Tidy Choice, surveyed over 3,000 London-based, independent professionals from its database, to find out how foreign workers feel about Brexit. They found that a no-deal Brexit could result in 54% of Eastern European workers and 47% of foreign workers leaving the UK. Individuals who have lived in the UK for five years or more are 58% likely to stay. But people who have lived here for two years or less are 67% likely to to leave.

Does economic data still apply?

Paul Donovan, the global chief economist of UBS (UBS) wealth management, told journalists last week that both official and unofficial economic data — ranging from unemployment numbers to surveys of business sentiment — were becoming less and less reliable as gauges of the underlying economy.

If correct, Donovan’s analysis means stock market movements may be being driven by faulty information. It also means that investment funds, which people depend on for their pensions and for income, are at risk of being driven by feelings rather than fundamentals.

Donovan’s argument rests on two ideas. Firstly, that changes in the way the economy works means traditional data measurements are no longer fit for purpose. Secondly, that survey data is becoming increasingly unreliable.

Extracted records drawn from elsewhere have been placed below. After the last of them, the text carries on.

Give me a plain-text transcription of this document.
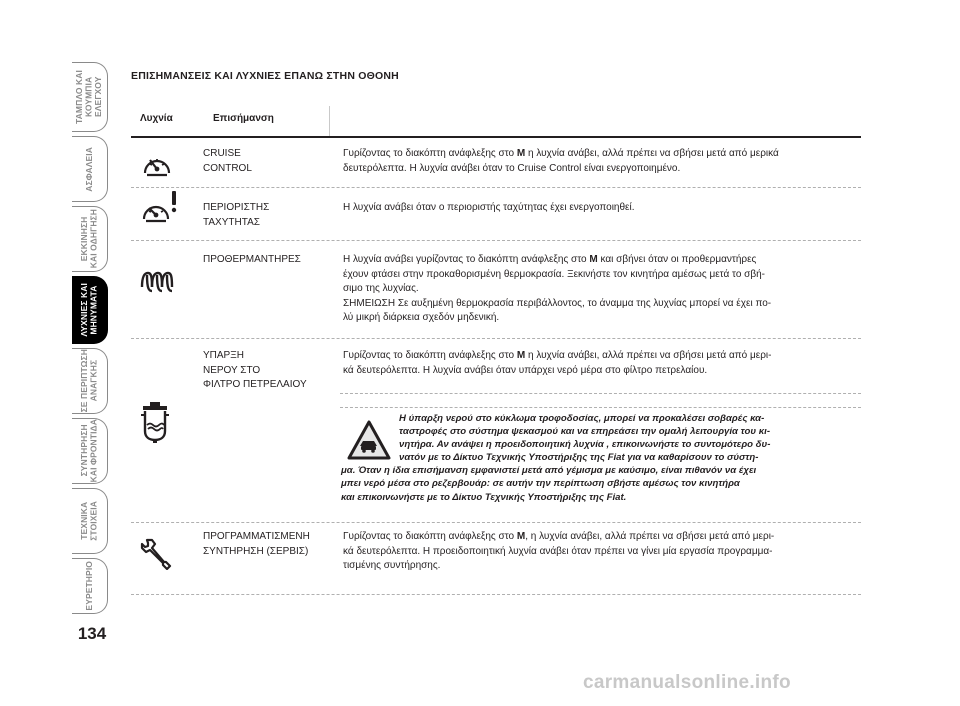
ΤΑΜΠΛΟ ΚΑΙ
ΚΟΥΜΠΙΑ
ΕΛΕΓΧΟΥ
ΑΣΦΑΛΕΙΑ
ΕΚΚΙΝΗΣΗ
ΚΑΙ ΟΔΗΓΗΣΗ
ΛΥΧΝΙΕΣ ΚΑΙ
ΜΗΝΥΜΑΤΑ
ΣΕ ΠΕΡΙΠΤΩΣΗ
ΑΝΑΓΚΗΣ
ΣΥΝΤΗΡΗΣΗ
ΚΑΙ ΦΡΟΝΤΙΔΑ
ΤΕΧΝΙΚΑ
ΣΤΟΙΧΕΙΑ
ΕΥΡΕΤΗΡΙΟ
134
ΕΠΙΣΗΜΑΝΣΕΙΣ ΚΑΙ ΛΥΧΝΙΕΣ ΕΠΑΝΩ ΣΤΗΝ ΟΘΟΝΗ
Λυχνία	Επισήμανση
CRUISE
CONTROL
Γυρίζοντας το διακόπτη ανάφλεξης στο M η λυχνία ανάβει, αλλά πρέπει να σβήσει μετά από μερικά
δευτερόλεπτα. Η λυχνία ανάβει όταν το Cruise Control είναι ενεργοποιημένο.
ΠΕΡΙΟΡΙΣΤΗΣ
ΤΑΧΥΤΗΤΑΣ
Η λυχνία ανάβει όταν ο περιοριστής ταχύτητας έχει ενεργοποιηθεί.
ΠΡΟΘΕΡΜΑΝΤΗΡΕΣ	Η λυχνία ανάβει γυρίζοντας το διακόπτη ανάφλεξης στο M και σβήνει όταν οι προθερμαντήρες
έχουν φτάσει στην προκαθορισμένη θερμοκρασία. Ξεκινήστε τον κινητήρα αμέσως μετά το σβή-
σιμο της λυχνίας.
ΣΗΜΕΙΩΣΗ Σε αυξημένη θερμοκρασία περιβάλλοντος, το άναμμα της λυχνίας μπορεί να έχει πο-
λύ μικρή διάρκεια σχεδόν μηδενική.
ΥΠΑΡΞΗ
ΝΕΡΟΥ ΣΤΟ
ΦΙΛΤΡΟ ΠΕΤΡΕΛΑΙΟΥ
Γυρίζοντας το διακόπτη ανάφλεξης στο M η λυχνία ανάβει, αλλά πρέπει να σβήσει μετά από μερι-
κά δευτερόλεπτα. Η λυχνία ανάβει όταν υπάρχει νερό μέρα στο φίλτρο πετρελαίου.
Η ύπαρξη νερού στο κύκλωμα τροφοδοσίας, μπορεί να προκαλέσει σοβαρές κα-
ταστροφές στο σύστημα ψεκασμού και να επηρεάσει την ομαλή λειτουργία του κι-
νητήρα. Αν ανάψει η προειδοποιητική λυχνία , επικοινωνήστε το συντομότερο δυ-
νατόν με το Δίκτυο Τεχνικής Υποστήριξης της Fiat για να καθαρίσουν το σύστη-
μα. Όταν η ίδια επισήμανση εμφανιστεί μετά από γέμισμα με καύσιμο, είναι πιθανόν να έχει
μπει νερό μέσα στο ρεζερβουάρ: σε αυτήν την περίπτωση σβήστε αμέσως τον κινητήρα
και επικοινωνήστε με το Δίκτυο Τεχνικής Υποστήριξης της Fiat.
ΠΡΟΓΡΑΜΜΑΤΙΣΜΕΝΗ
ΣΥΝΤΗΡΗΣΗ (ΣΕΡΒΙΣ)
Γυρίζοντας το διακόπτη ανάφλεξης στο M, η λυχνία ανάβει, αλλά πρέπει να σβήσει μετά από μερι-
κά δευτερόλεπτα. Η προειδοποιητική λυχνία ανάβει όταν πρέπει να γίνει μία εργασία προγραμμα-
τισμένης συντήρησης.
carmanualsonline.info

“The unemployment number does what it says it intends to do,” Donovan said. “But what we’ve got to recognise now is we’re not in the economy of the 1950s where you clock on at 9 and you clock off at 5. That’s just not the way the world is working anywhere anymore.

“In many ways you’re going back to 18th century economics where people hold multiple jobs, they’re self-employed in a variety of ways and they do lots of different things. Some of the jobs they’re paid for, some of them are voluntary — it becomes a lot more complicated.”

“You look at the headline number and think: ‘poor capital spending, this is terrible,’ and you don’t think ‘actually increased efficiency in the economy, this is great,’” Donovan said. “These confusions are coming in.”

Donovan recommended investors focus on five-year correlations with data, which he said would likely give number-crunchers enough time to properly revise the data until it’s relatively accurate.

He said that despite the current “noise” about the possibility of recession this year, the global economy “is doing just fine.”

Freelance creative workers appear worse off than those in employment

Arts Professional  found that out of 224 respondents with a solely freelance or self-employed income from the cultural sector in 2017/18 earned an average (median) of £16,000.

“We really need to understand and track how much work is done for free,” one respondent said. “80% of my creative work is now unpaid. 10 years ago 80% was paid.”

A recurring theme is that the number of hours set out in a contract is grossly underestimated.

A costume supervisor said working overtime without pay is seen as not being an option in her field: “Costume supervisors fear being blacklisted if they are perceived as being ‘difficult’ and so many will struggle through on less than the minimum wage to get the job done.”

An art facilitator explained that what appears to be a good pay at first, turns out to not even cover the bare minimum for expenditures. They explain that the £35 per hour being offered to them:

“is meant to include your mileage, your travel time, your research and designing of workshop, your sourcing and purchasing of materials from various shops, your prep of materials, the set-up, the take-down and clean-up of equipment after. It works out way less than minimum wage when you factor in the time it takes to do all this. Factoring all the above you’re actually out of pocket by the time you travel to work a one-hour job.”

Not to mention when you go through all that trouble and find that all your hard work has been for nothing, and you won’t get paid: “Quite often projects are cancelled or postponed and there are no cancellation fees in contracts, even though you’ve set aside time and not taken on other work for those days. It wouldn’t be tolerated in any other industry.”